Question about SSDs.

U88

macrumors member
Original poster
Jul 22, 2010
32
0
I heard that SSDs work a little differently than HDDs when it comes time that they might fail. I know SSDs haven't been out long enough for many people to notice... but when some people have said some failed within 30 days, I wanted to know if it's more difficult to recover data as opposed to a HDD. Do SSDs give you any signs of failure before it actually happens so you can back stuff up?
 

wywern209

macrumors 65832
Sep 7, 2008
1,503
0
do you rly want to know?
SSDs make no sounds like a HDD does when dying so you won't get much warning. Like any electronic device, some that you get will be defective and will break on you. SSDs are normally more reliable. more resistant to shock, no moving parts etc. As far a recovering data, something that everyone who owns a computer should invest in IMO, is get an external drive for backup of data. Time machine software will automatically do this if you have a drive set up to be a back up drive via TM.
 

Baral

macrumors member
Jun 26, 2010
90
0
SSDs are far more reliable than HDDs in terms of average lifetime (and basically everything else). The stories of them failing after 30 days is either a manufacturing defect and covered by warranty or a user error.
 

LisaMaree

macrumors member
Jul 21, 2010
42
0
Something I've always heard different things about is that ssd's have limited writes. Is this true? Also one more thing is that they are super fast in the beginning but get a lot slower over time and eventually become as fast as a hard drive.
 

Syonidism

macrumors regular
Feb 10, 2009
213
0
Turkey
thats like saying that your 4gb kingston flash usb memory has a lifetime.

SSD's are more or less the same thing. They will all fail eventually but a SSD will go a long way before it dies.

benefits of the ssd:
-faster (like really blazing fast)
-more reliable
-wont slow down or give you anonimous errors in the long ron
-there is no moving parts inside. Think of all the angles and styles you can use your mac!
-faster (so fast that this "-faster" is the same "-faster" as before and it has been going faster than light so you can understand how fast it is, its so fast that it needs to make its point twice. You know who understands this? Einstein does and he's all up in this shizzle with the time travel dizzle)
 

Syonidism

macrumors regular
Feb 10, 2009
213
0
Turkey
What noxxioius said ... enjoy it and don't worry about it. I used to worry that my monitor or hard drive or flash drive would die. But in the end, they were still working fine by the time I was ready to replace them. This doesn't mean that someone who does a lot of writing to their SSD won't suffer a failure.

Write cycles for SSD's are anywhere from 1 to 5 million, and with wear leveling this extends the life of the drive immensely.

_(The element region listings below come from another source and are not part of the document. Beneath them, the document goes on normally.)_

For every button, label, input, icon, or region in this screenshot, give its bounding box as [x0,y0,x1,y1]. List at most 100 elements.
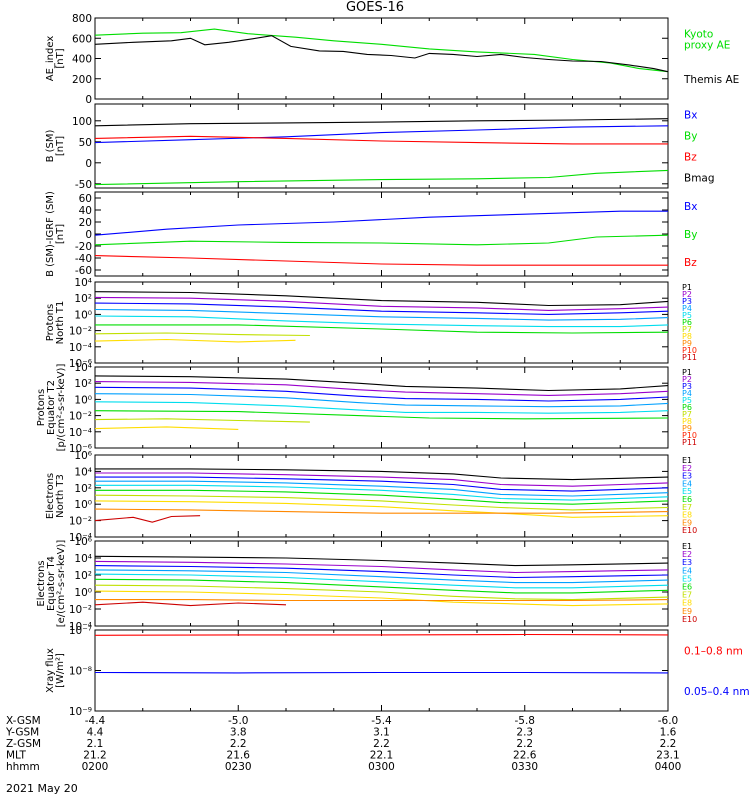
y-tick-label: 10⁻⁴ [69,427,92,439]
legend-label: Bmag [684,173,715,185]
y-tick-label: 10⁰ [74,499,92,511]
legend-label: By [684,229,697,241]
y-tick-label: 10⁴ [74,362,92,374]
y-tick-label: 10⁻² [69,326,92,338]
legend-label: P3 [682,297,692,306]
series-line-e5 [94,573,669,589]
y-axis-label: [p/(cm²-s-sr-keV)] [56,364,67,452]
panel-frame [94,366,669,449]
series-line-bx [94,125,669,144]
legend-label: P5 [682,396,692,405]
time-axis-value: 3.1 [373,727,390,739]
y-tick-label: 10⁻⁴ [69,621,92,633]
series-line-p2 [94,296,669,311]
legend-label: P2 [682,375,692,384]
legend-label: Themis AE [683,74,739,86]
series-line-bz [94,135,668,145]
panel-frame [94,191,669,277]
panel-frame [94,103,669,189]
series-line-p7 [94,332,310,337]
legend-label: E7 [682,503,692,512]
legend-label: By [684,131,697,143]
series-line-e1 [94,555,669,567]
series-line-p4 [94,393,669,408]
legend-label: E9 [682,607,692,616]
series-line-e6 [95,489,669,505]
legend-label: Bz [684,152,697,164]
y-tick-label: 10⁰ [74,394,92,406]
time-axis-value: 0230 [225,761,252,773]
series-line-bz [94,255,668,266]
y-axis-label: Electrons [36,560,47,606]
y-tick-label: 0 [85,158,92,170]
legend-label: 0.1–0.8 nm [684,645,743,657]
y-tick-label: 50 [79,137,92,149]
y-tick-label: 10⁶ [74,536,92,548]
y-axis-label: AE_index [45,36,56,82]
time-axis-value: 2.2 [230,738,247,750]
series-line-e1 [95,468,669,481]
y-axis-label: North T1 [55,301,66,345]
legend-label: E8 [682,599,692,608]
series-line-e8 [94,590,669,607]
legend-label: Bz [684,257,697,269]
panel-frame [94,629,669,712]
y-axis-label: [nT] [55,224,66,244]
legend-label: Bx [684,201,697,213]
legend-label: P8 [682,417,692,426]
y-axis-label: North T3 [55,474,66,518]
y-axis-label: Equator T2 [46,380,57,435]
legend-label: E1 [682,542,692,551]
series-line-e7 [94,584,669,601]
legend-label: E9 [682,518,692,527]
y-axis-label: [W/m²] [55,653,66,688]
time-axis-value: 22.1 [370,750,393,762]
y-tick-label: 10⁴ [74,553,92,565]
legend-label: P8 [682,332,692,341]
y-tick-label: 20 [79,217,92,229]
y-tick-label: 10⁻⁷ [69,625,92,637]
legend-label: E2 [682,464,692,473]
series-line-e7 [94,494,669,511]
legend-label: E4 [682,566,692,575]
series-line-e2 [94,560,669,574]
y-axis-label: Protons [45,304,56,341]
y-tick-label: 400 [72,54,92,66]
y-tick-label: 10² [74,570,92,582]
y-tick-label: 10⁴ [74,277,92,289]
y-tick-label: 800 [72,13,92,25]
time-axis-value: 21.2 [83,750,106,762]
panel-p2: 10⁻⁶ 10⁻⁴ 10⁻² 10⁰ 10² 10⁴ Protons Equator T2 [p… [36,362,697,455]
y-axis-label: Equator T4 [46,556,57,611]
legend-label: P9 [682,424,692,433]
series-line-e10 [94,515,201,523]
y-tick-label: -20 [75,241,92,253]
y-tick-label: 10⁻⁶ [69,358,92,370]
series-line-p3 [94,386,669,402]
time-axis-value: 0330 [511,761,538,773]
y-tick-label: 10⁻⁹ [69,706,92,718]
y-tick-label: 10² [74,483,92,495]
y-tick-label: 10² [74,378,92,390]
time-axis-value: 21.6 [227,750,251,762]
time-axis-value: 3.8 [230,727,247,739]
legend-label: E3 [682,558,692,567]
series-line-by [94,169,669,186]
series-line-bx [94,210,668,236]
legend-label: E5 [682,487,692,496]
legend-label: P11 [682,438,697,447]
legend-label: P10 [682,346,697,355]
legend-label: P6 [682,318,692,327]
series-line-e5 [95,484,669,501]
y-tick-label: -40 [75,253,92,265]
legend-label: P3 [682,382,692,391]
time-axis-value: 0400 [655,761,682,773]
y-tick-label: 10⁻⁶ [69,443,92,455]
legend-label: E1 [682,456,692,465]
series-line-e3 [94,565,669,579]
legend-label: E5 [682,574,692,583]
y-axis-label: [e/(cm²-s-sr-keV)] [56,540,67,628]
time-axis-date: 2021 May 20 [6,782,78,795]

But even so, assume the Eee SSD has a write speed of 40MB/s, if a 4MB SSD drive were being written to 24/7 365 days a year:

(1) 100,000 write cycles = (40MB/s * 60 sec/min * 60 min/hr * 24 hr/day) / (365 days/year) = 1.27 years

(2) 1,000,000 write cycles = 5.1 years

At worse case realistically, assuming you use it 8 hrs/day with half that being write time:

100,000 writes = 7.6 years
1,000,000 write cycles (minimum realistic) = 30+ years

And the fact that once it reaches its "life cycle limit" there's only a fracion of a % chance it will fail. Then when it does fail, that bit is blocked off as a non-useable bit. So relax and enjoy.

Check out these articles:

http://www.e-disk.com/article_misconcep … evity.html

http://www.bitmicro.com/press_resources_flash_ssd.php

http://en.wikipedia.org/wiki/Solid_state_drive

http://eeehackers.com/2008/01/11/ssd-wr … nce-myths/
Last edited by htwingnut (2008-02-06 10:22:04 am)
i read this while browsing

SOURCE: http://forum.eeeuser.com/viewtopic.php?id=13825

one of my first ssd uses were with eee netbooks 4gb ssd ;p did quite nicely.